Donald Trump has promised to repeal and replace the Affordable Care Act, and he has Republican support in Congress to do so. But GOP governors in several states may have a differing view about how to proceed regarding a key component of the ACA: Medicaid expansion.
Although most of the 32 states that have expanded Medicaid eligibility have Democratic governors, 10 states approved expansion under Republican governors, and even GOP-dominated statehouses. Getting rid of Medicaid expansion would take away insurance coverage for millions of Americans, and could create a political backlash as a result, the Wall Street Journal reported.

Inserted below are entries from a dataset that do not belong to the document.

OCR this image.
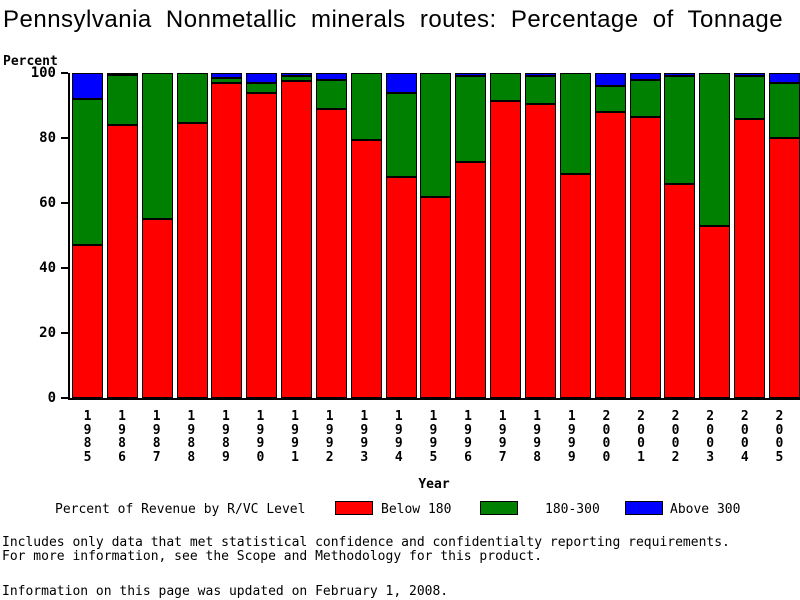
Pennsylvania Nonmetallic minerals routes: Percentage of Tonnage
Percent
0
20
40
60
80
100
1985
1986
1987
1988
1989
1990
1991
1992
1993
1994
1995
1996
1997
1998
1999
2000
2001
2002
2003
2004
2005
Year
Percent of Revenue by R/VC Level	Below 180	180-300	Above 300
Includes only data that met statistical confidence and confidentialty reporting requirements.
For more information, see the Scope and Methodology for this product.
Information on this page was updated on February 1, 2008.
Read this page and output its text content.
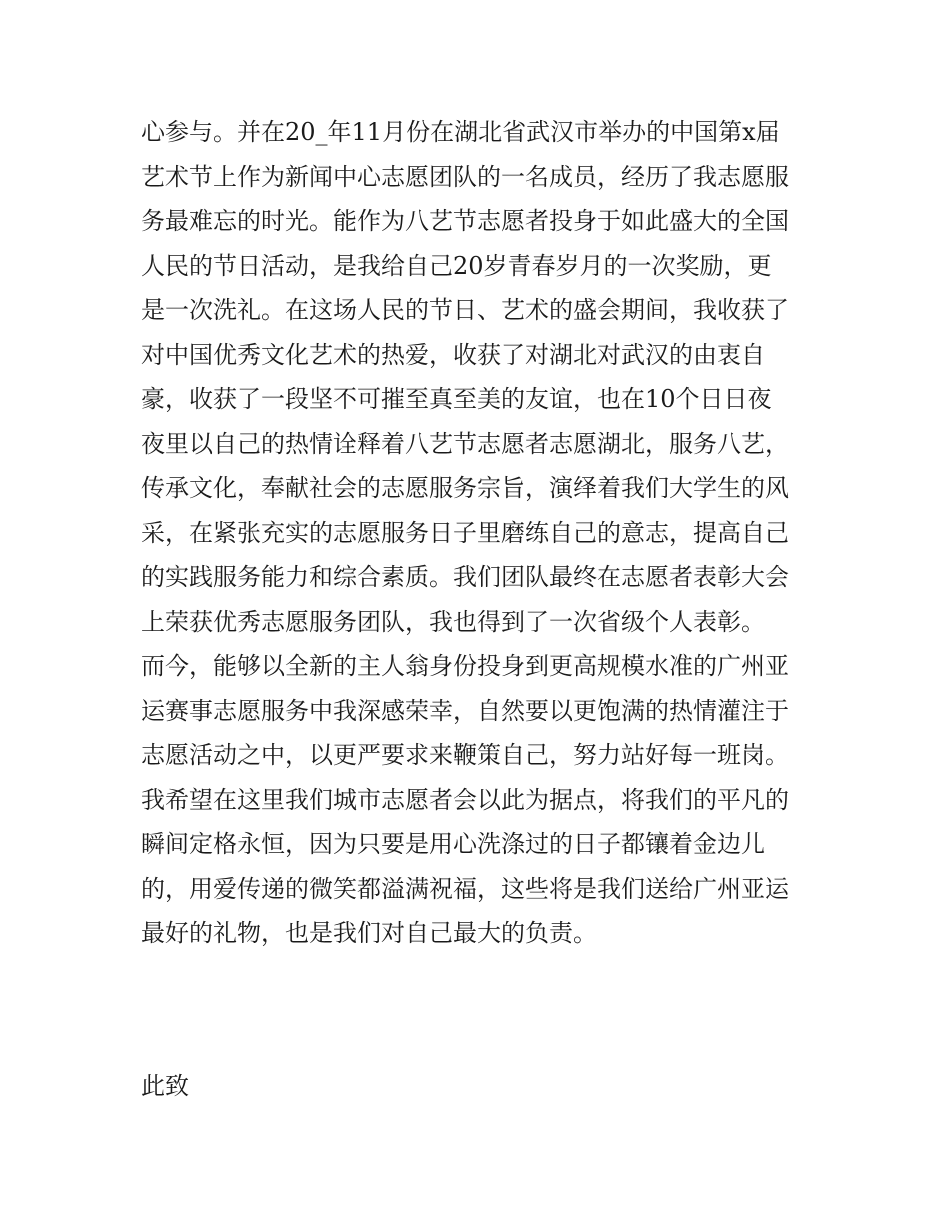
心参与。并在20_年11月份在湖北省武汉市举办的中国第x届
艺术节上作为新闻中心志愿团队的一名成员，经历了我志愿服
务最难忘的时光。能作为八艺节志愿者投身于如此盛大的全国
人民的节日活动，是我给自己20岁青春岁月的一次奖励，更
是一次洗礼。在这场人民的节日、艺术的盛会期间，我收获了
对中国优秀文化艺术的热爱，收获了对湖北对武汉的由衷自
豪，收获了一段坚不可摧至真至美的友谊，也在10个日日夜
夜里以自己的热情诠释着八艺节志愿者志愿湖北，服务八艺，
传承文化，奉献社会的志愿服务宗旨，演绎着我们大学生的风
采，在紧张充实的志愿服务日子里磨练自己的意志，提高自己
的实践服务能力和综合素质。我们团队最终在志愿者表彰大会
上荣获优秀志愿服务团队，我也得到了一次省级个人表彰。
而今，能够以全新的主人翁身份投身到更高规模水准的广州亚
运赛事志愿服务中我深感荣幸，自然要以更饱满的热情灌注于
志愿活动之中，以更严要求来鞭策自己，努力站好每一班岗。
我希望在这里我们城市志愿者会以此为据点，将我们的平凡的
瞬间定格永恒，因为只要是用心洗涤过的日子都镶着金边儿
的，用爱传递的微笑都溢满祝福，这些将是我们送给广州亚运
最好的礼物，也是我们对自己最大的负责。
此致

Aside from insuring those millions, Medicaid expansion has also slashed uncompensated care provided by the nation's hospitals by billions of dollars annually. The states that have yet to expand Medicaid have forfeited hundreds of billions of dollars in federal funds.
“Right now a lot of Republican governors expanded Medicaid and they have said they will fight to keep it,” Caroline Pearson, a senior vice president at Avalere Health, told the publication. Prominent Trump supporter and former Arizona Gov. Jan Brewer, for example, told the Associated Press that she is encouraging Trump's administration to look at Arizona's Medicaid expansion model because it is so cost-effective.
It might be even more politically problematic for a Trump administration to roll back the Medicaid expansion given that Vice President-elect Mike Pence oversaw just such an expansion in Indiana. Medicaid expansion in the Hoosier State was a little more restrictive than elsewhere, as enrollees were required to pay nominal premiums.
That gives Brian Tabor, executive vice president of the Indiana Hospital Association, hope for the future of Medicaid expansion, he told NPR. Pence, he said, "understands that with some flexibility, states can be successful at expanding coverage, and that bodes well for states like Indiana."
Republicans' ideas for an ACA replacement, meanwhile, include block grants to states to pay for Medicaid. The Kaiser Family Foundation noted that making that shift would "fundamentally change the current structure of the program."
The changes would eliminate the guarantee of coverage for all who are eligible and the guarantee to states for matching funds, the organization said. While states would get more flexibility to administer their programs, reduced federal funding could shift costs and risk to beneficiaries, states and providers.